The “real Rocky Balboa” comes to life through the career of Chuck Wepner in Philippe Falardeau’s latest movie, Chuck. Although the film carries cliché characteristics of a biographical drama centering on an upcoming talent seeking redemption and fame, the movie carries a rather light and humorous flow thanks to the narration of Wepner (Liev Schreiber) who doesn’t take himself too seriously. Rather than mulling over and contemplating the downfalls of his newfound glory, he sits back and enjoys the ride. Both the self-confidence and self-consciousness that’s very well performed by Shreiber makes this film a watchable one despite being a predictable one.
Known as the “Bayonne Bleeder,” Wepner is already a mini-celebrity in small town Bayonne, New Jersey, greeted at a bar with cheers. He’s a happy-go-lucky kind of chap, walking through town and the rings with confidence and charm. But he’s not so much of a celebrity figure at his home, incessantly cheating on his wife, Phyllis (a wonderful Elisabeth Moss), who doesn’t fail to let Wepner know where her limits lie. And it’s well worth noting that Moss kills it in the diner scene.

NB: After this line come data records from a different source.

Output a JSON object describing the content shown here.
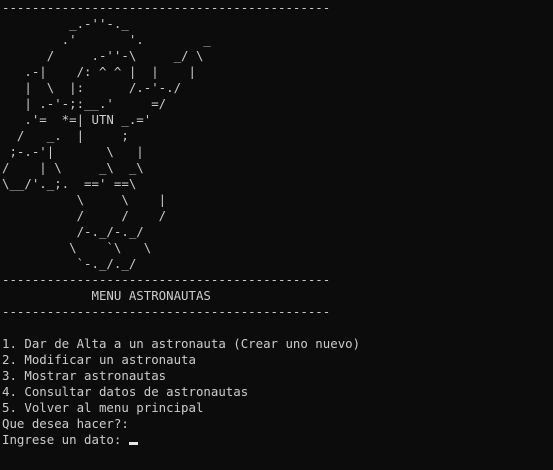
{
  "console": {
    "separator_top": "--------------------------------------------",
    "ascii_art": [
      "         _.-''-._",
      "        .'       '.        _",
      "      /     .-''-\\     _/ \\",
      "   .-|    /: ^ ^ |  |    |",
      "   |  \\  |:      /.-'-./",
      "   | .-'-;:__.'     =/",
      "   .'=  *=| UTN _.='",
      "  /   _.  |     ;",
      " ;-.-'|       \\   |",
      "/    | \\     _\\  _\\",
      "\\__/'._;.  ==' ==\\",
      "          \\     \\    |",
      "          /     /    /",
      "          /-._/-._/",
      "         \\    `\\   \\",
      "          `-._/._/"
    ],
    "separator_mid": "--------------------------------------------",
    "menu_title": "            MENU ASTRONAUTAS",
    "separator_bottom": "--------------------------------------------",
    "blank": "",
    "options": [
      "1. Dar de Alta a un astronauta (Crear uno nuevo)",
      "2. Modificar un astronauta",
      "3. Mostrar astronautas",
      "4. Consultar datos de astronautas",
      "5. Volver al menu principal"
    ],
    "prompt_question": "Que desea hacer?:",
    "prompt_input": "Ingrese un dato: "
  }
}
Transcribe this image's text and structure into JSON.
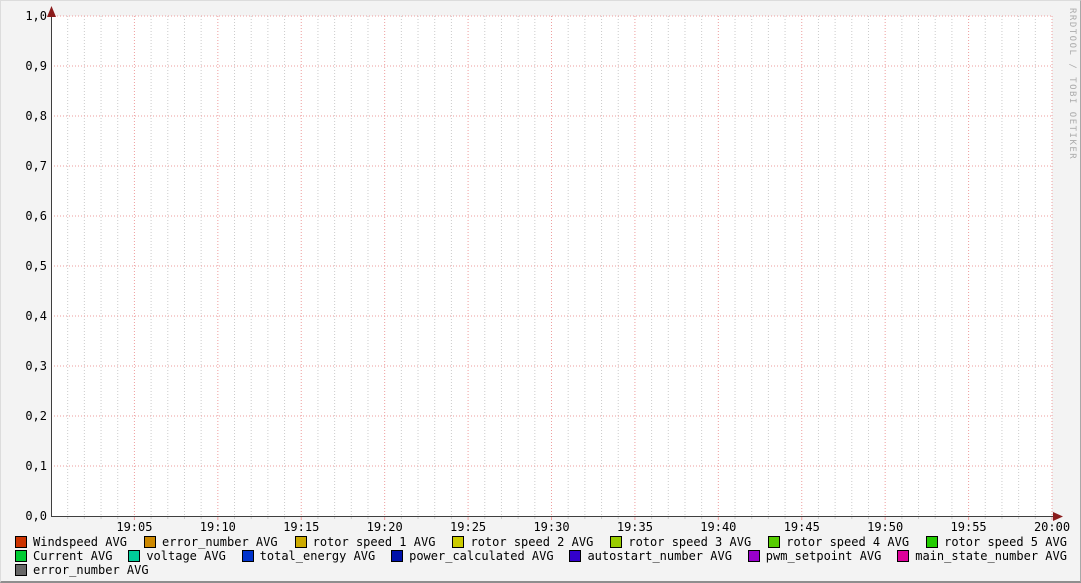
{
  "watermark": "RRDTOOL / TOBI OETIKER",
  "chart_data": {
    "type": "line",
    "title": "",
    "xlabel": "",
    "ylabel": "",
    "ylim": [
      0.0,
      1.0
    ],
    "y_major_step": 0.1,
    "y_ticks": [
      {
        "value": 0.0,
        "label": "0,0"
      },
      {
        "value": 0.1,
        "label": "0,1"
      },
      {
        "value": 0.2,
        "label": "0,2"
      },
      {
        "value": 0.3,
        "label": "0,3"
      },
      {
        "value": 0.4,
        "label": "0,4"
      },
      {
        "value": 0.5,
        "label": "0,5"
      },
      {
        "value": 0.6,
        "label": "0,6"
      },
      {
        "value": 0.7,
        "label": "0,7"
      },
      {
        "value": 0.8,
        "label": "0,8"
      },
      {
        "value": 0.9,
        "label": "0,9"
      },
      {
        "value": 1.0,
        "label": "1,0"
      }
    ],
    "x_range": {
      "start_minute": 0,
      "end_minute": 60,
      "minor_step_minutes": 1,
      "major_step_minutes": 5
    },
    "x_ticks": [
      {
        "minute": 5,
        "label": "19:05"
      },
      {
        "minute": 10,
        "label": "19:10"
      },
      {
        "minute": 15,
        "label": "19:15"
      },
      {
        "minute": 20,
        "label": "19:20"
      },
      {
        "minute": 25,
        "label": "19:25"
      },
      {
        "minute": 30,
        "label": "19:30"
      },
      {
        "minute": 35,
        "label": "19:35"
      },
      {
        "minute": 40,
        "label": "19:40"
      },
      {
        "minute": 45,
        "label": "19:45"
      },
      {
        "minute": 50,
        "label": "19:50"
      },
      {
        "minute": 55,
        "label": "19:55"
      },
      {
        "minute": 60,
        "label": "20:00"
      }
    ],
    "grid": {
      "canvas_color": "#FFFFFF",
      "background_color": "#F3F3F3",
      "major_grid_color": "#EE9E9E",
      "minor_grid_color": "#CBCBCB",
      "axis_color": "#3F3F3F",
      "arrow_color": "#8B1C1C",
      "font_color": "#000000",
      "grid_on": true,
      "legend_position": "bottom"
    },
    "series": [
      {
        "label": "Windspeed AVG",
        "color": "#CC3300",
        "legend_row": 0,
        "values": []
      },
      {
        "label": "error_number AVG",
        "color": "#CC8800",
        "legend_row": 0,
        "values": []
      },
      {
        "label": "rotor speed 1 AVG",
        "color": "#CCAA00",
        "legend_row": 0,
        "values": []
      },
      {
        "label": "rotor speed 2 AVG",
        "color": "#CCCC00",
        "legend_row": 0,
        "values": []
      },
      {
        "label": "rotor speed 3 AVG",
        "color": "#99CC00",
        "legend_row": 0,
        "values": []
      },
      {
        "label": "rotor speed 4 AVG",
        "color": "#55CC00",
        "legend_row": 0,
        "values": []
      },
      {
        "label": "rotor speed 5 AVG",
        "color": "#22CC00",
        "legend_row": 0,
        "values": []
      },
      {
        "label": "Current AVG",
        "color": "#00CC33",
        "legend_row": 1,
        "values": []
      },
      {
        "label": "voltage AVG",
        "color": "#00CC99",
        "legend_row": 1,
        "values": []
      },
      {
        "label": "total_energy AVG",
        "color": "#0033CC",
        "legend_row": 1,
        "values": []
      },
      {
        "label": "power_calculated AVG",
        "color": "#0011AA",
        "legend_row": 1,
        "values": []
      },
      {
        "label": "autostart_number AVG",
        "color": "#3300CC",
        "legend_row": 1,
        "values": []
      },
      {
        "label": "pwm_setpoint AVG",
        "color": "#9900CC",
        "legend_row": 1,
        "values": []
      },
      {
        "label": "main_state_number AVG",
        "color": "#DD0099",
        "legend_row": 1,
        "values": []
      },
      {
        "label": "error_number AVG",
        "color": "#666666",
        "legend_row": 2,
        "values": []
      }
    ]
  }
}
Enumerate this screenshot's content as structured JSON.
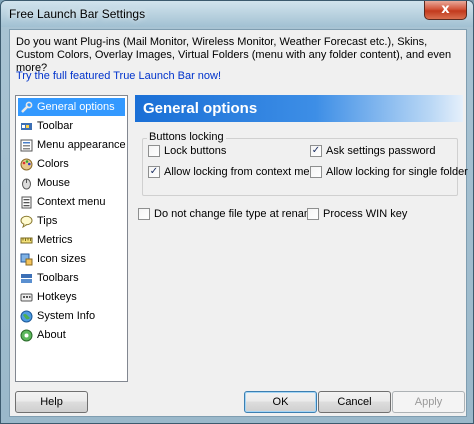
{
  "window": {
    "title": "Free Launch Bar Settings",
    "close_glyph": "x"
  },
  "intro": {
    "text": "Do you want Plug-ins (Mail Monitor, Wireless Monitor, Weather Forecast etc.), Skins, Custom Colors, Overlay Images, Virtual Folders (menu with any folder content), and even more?",
    "link": "Try the full featured True Launch Bar now!"
  },
  "nav": {
    "items": [
      {
        "label": "General options",
        "icon": "wrench-icon",
        "selected": true
      },
      {
        "label": "Toolbar",
        "icon": "toolbar-icon"
      },
      {
        "label": "Menu appearance",
        "icon": "menu-icon"
      },
      {
        "label": "Colors",
        "icon": "palette-icon"
      },
      {
        "label": "Mouse",
        "icon": "mouse-icon"
      },
      {
        "label": "Context menu",
        "icon": "context-menu-icon"
      },
      {
        "label": "Tips",
        "icon": "tip-balloon-icon"
      },
      {
        "label": "Metrics",
        "icon": "metrics-icon"
      },
      {
        "label": "Icon sizes",
        "icon": "icon-sizes-icon"
      },
      {
        "label": "Toolbars",
        "icon": "toolbars-icon"
      },
      {
        "label": "Hotkeys",
        "icon": "hotkeys-icon"
      },
      {
        "label": "System Info",
        "icon": "globe-icon"
      },
      {
        "label": "About",
        "icon": "about-icon"
      }
    ]
  },
  "content": {
    "header": "General options",
    "group_label": "Buttons locking",
    "checkboxes": {
      "lock_buttons": {
        "label": "Lock buttons",
        "checked": false
      },
      "ask_password": {
        "label": "Ask settings password",
        "checked": true
      },
      "allow_context": {
        "label": "Allow locking from context menu",
        "checked": true
      },
      "allow_single": {
        "label": "Allow locking for single folder",
        "checked": false
      },
      "no_change_type": {
        "label": "Do not change file type at rename",
        "checked": false
      },
      "process_win": {
        "label": "Process WIN key",
        "checked": false
      }
    },
    "check_glyph": "✓"
  },
  "buttons": {
    "help": "Help",
    "ok": "OK",
    "cancel": "Cancel",
    "apply": "Apply"
  },
  "colors": {
    "accent": "#3399ff",
    "header_start": "#1a6fd6",
    "link": "#0033cc"
  }
}
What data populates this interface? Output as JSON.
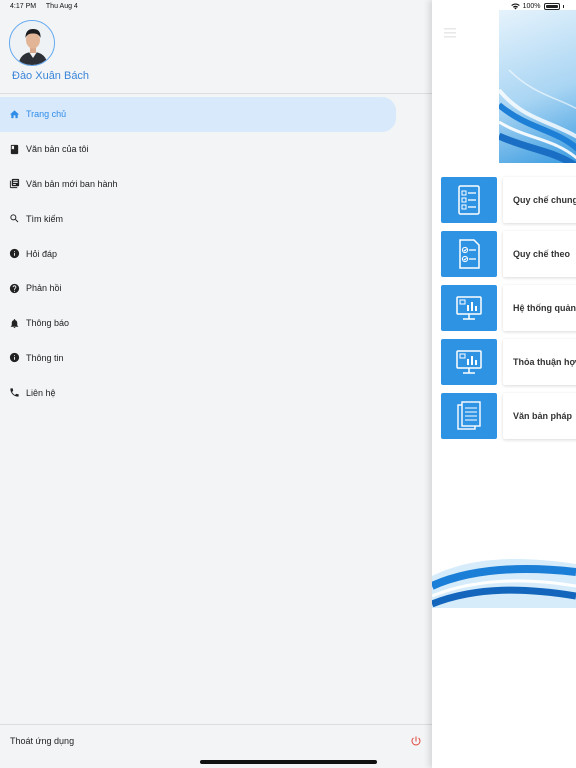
{
  "status": {
    "time": "4:17 PM",
    "date": "Thu Aug 4",
    "battery": "100%"
  },
  "user": {
    "name": "Đào Xuân Bách"
  },
  "menu": [
    {
      "label": "Trang chủ",
      "icon": "home-icon",
      "active": true
    },
    {
      "label": "Văn bản của tôi",
      "icon": "book-icon"
    },
    {
      "label": "Văn bản mới ban hành",
      "icon": "library-books-icon"
    },
    {
      "label": "Tìm kiếm",
      "icon": "search-icon"
    },
    {
      "label": "Hỏi đáp",
      "icon": "info-icon"
    },
    {
      "label": "Phản hồi",
      "icon": "help-icon"
    },
    {
      "label": "Thông báo",
      "icon": "bell-icon"
    },
    {
      "label": "Thông tin",
      "icon": "info-icon"
    },
    {
      "label": "Liên hệ",
      "icon": "phone-icon"
    }
  ],
  "logout": {
    "label": "Thoát ứng dụng"
  },
  "cards": [
    {
      "label": "Quy chế chung",
      "icon": "checklist-icon"
    },
    {
      "label": "Quy chế theo",
      "icon": "checklist-doc-icon"
    },
    {
      "label": "Hệ thống quản",
      "icon": "monitor-chart-icon"
    },
    {
      "label": "Thỏa thuận hợ",
      "icon": "monitor-chart-icon"
    },
    {
      "label": "Văn bản pháp",
      "icon": "document-icon"
    }
  ],
  "colors": {
    "accent": "#2f93e4",
    "active_bg": "#d7e9fb",
    "name": "#3a86d9",
    "power": "#e0443a"
  }
}
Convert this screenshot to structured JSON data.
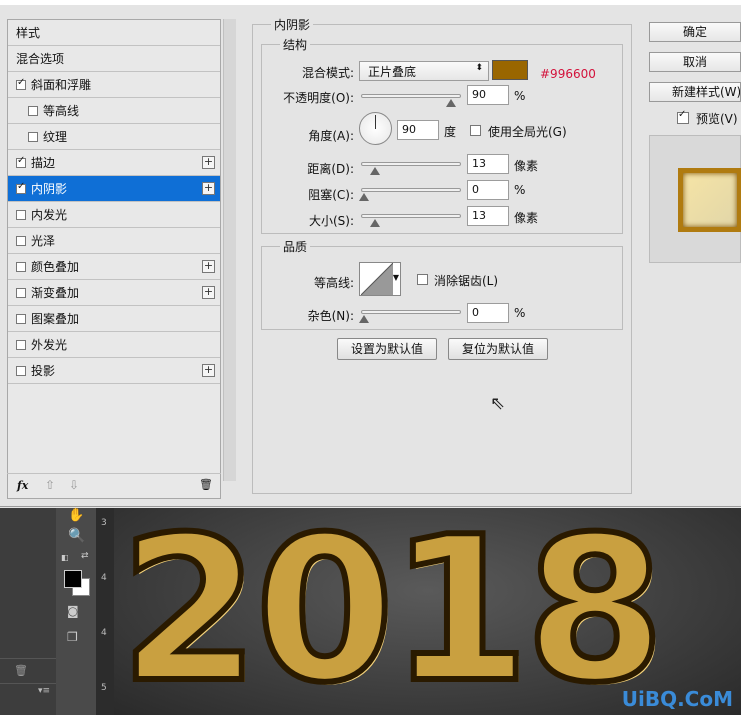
{
  "style_list": {
    "items": [
      {
        "label": "样式",
        "checkbox": false,
        "checked": false,
        "plus": false,
        "selected": false,
        "indent": 0
      },
      {
        "label": "混合选项",
        "checkbox": false,
        "checked": false,
        "plus": false,
        "selected": false,
        "indent": 0
      },
      {
        "label": "斜面和浮雕",
        "checkbox": true,
        "checked": true,
        "plus": false,
        "selected": false,
        "indent": 0
      },
      {
        "label": "等高线",
        "checkbox": true,
        "checked": false,
        "plus": false,
        "selected": false,
        "indent": 1
      },
      {
        "label": "纹理",
        "checkbox": true,
        "checked": false,
        "plus": false,
        "selected": false,
        "indent": 1
      },
      {
        "label": "描边",
        "checkbox": true,
        "checked": true,
        "plus": true,
        "selected": false,
        "indent": 0
      },
      {
        "label": "内阴影",
        "checkbox": true,
        "checked": true,
        "plus": true,
        "selected": true,
        "indent": 0
      },
      {
        "label": "内发光",
        "checkbox": true,
        "checked": false,
        "plus": false,
        "selected": false,
        "indent": 0
      },
      {
        "label": "光泽",
        "checkbox": true,
        "checked": false,
        "plus": false,
        "selected": false,
        "indent": 0
      },
      {
        "label": "颜色叠加",
        "checkbox": true,
        "checked": false,
        "plus": true,
        "selected": false,
        "indent": 0
      },
      {
        "label": "渐变叠加",
        "checkbox": true,
        "checked": false,
        "plus": true,
        "selected": false,
        "indent": 0
      },
      {
        "label": "图案叠加",
        "checkbox": true,
        "checked": false,
        "plus": false,
        "selected": false,
        "indent": 0
      },
      {
        "label": "外发光",
        "checkbox": true,
        "checked": false,
        "plus": false,
        "selected": false,
        "indent": 0
      },
      {
        "label": "投影",
        "checkbox": true,
        "checked": false,
        "plus": true,
        "selected": false,
        "indent": 0
      }
    ],
    "fx_label": "fx",
    "selected_color": "#0f6fd6"
  },
  "inner_shadow": {
    "title": "内阴影",
    "structure": {
      "title": "结构",
      "blend_mode_label": "混合模式:",
      "blend_mode_value": "正片叠底",
      "color_swatch": "#996600",
      "color_hex": "#996600",
      "opacity_label": "不透明度(O):",
      "opacity_value": "90",
      "opacity_unit": "%",
      "angle_label": "角度(A):",
      "angle_value": "90",
      "angle_unit": "度",
      "global_light_label": "使用全局光(G)",
      "global_light_checked": false,
      "distance_label": "距离(D):",
      "distance_value": "13",
      "distance_unit": "像素",
      "choke_label": "阻塞(C):",
      "choke_value": "0",
      "choke_unit": "%",
      "size_label": "大小(S):",
      "size_value": "13",
      "size_unit": "像素"
    },
    "quality": {
      "title": "品质",
      "contour_label": "等高线:",
      "anti_alias_label": "消除锯齿(L)",
      "anti_alias_checked": false,
      "noise_label": "杂色(N):",
      "noise_value": "0",
      "noise_unit": "%"
    },
    "set_default_label": "设置为默认值",
    "reset_default_label": "复位为默认值"
  },
  "side_buttons": {
    "ok": "确定",
    "cancel": "取消",
    "new_style": "新建样式(W)...",
    "preview_label": "预览(V)",
    "preview_checked": true
  },
  "workspace": {
    "canvas_text": "2018",
    "ruler_marks": [
      "3",
      "4",
      "4",
      "5"
    ],
    "watermark": "UiBQ.CoM"
  }
}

His “mini” celebrity status as a fighter, changes when he receives the opportunity to fight Muhammad Ali in the world heavyweight champion. He’s aware that the odds are against him and doesn’t fear losing. He just wants to make a presence and show people that he belongs there. And of course, also go down a winding path of drugs, booze and women.
The confidence and celebratory glory that Wepner displays comes from self-consciousness that’s both ironic and enjoyable. He seeks validation and confidence of his life and career through Rocky – Sylvester Stallone’s then Oscar winning drama which was inspired and based off the career of Wepner. It’s quite entertaining watching him meet Stallone and seeing how his on-screen character becomes this sort of idol for himself. Moreover, what a pity it was that he couldn’t be more involved in the Rocky movies.
Chuck’s a self-destructive and messy guy to begin with in his personal life. Fighting doesn’t necessarily help him pick up the pieces – it’s not the answer to his problems. The part when the downfall and comeback occurs isn’t strong enough to validate the story and characters as strong ones, but Shreiber and Moss’s wonderful performances along with the humor and warmth the film brings in, avoids what could’ve been an even more trite and dramatic underdog film. So for that, I give Chuck props.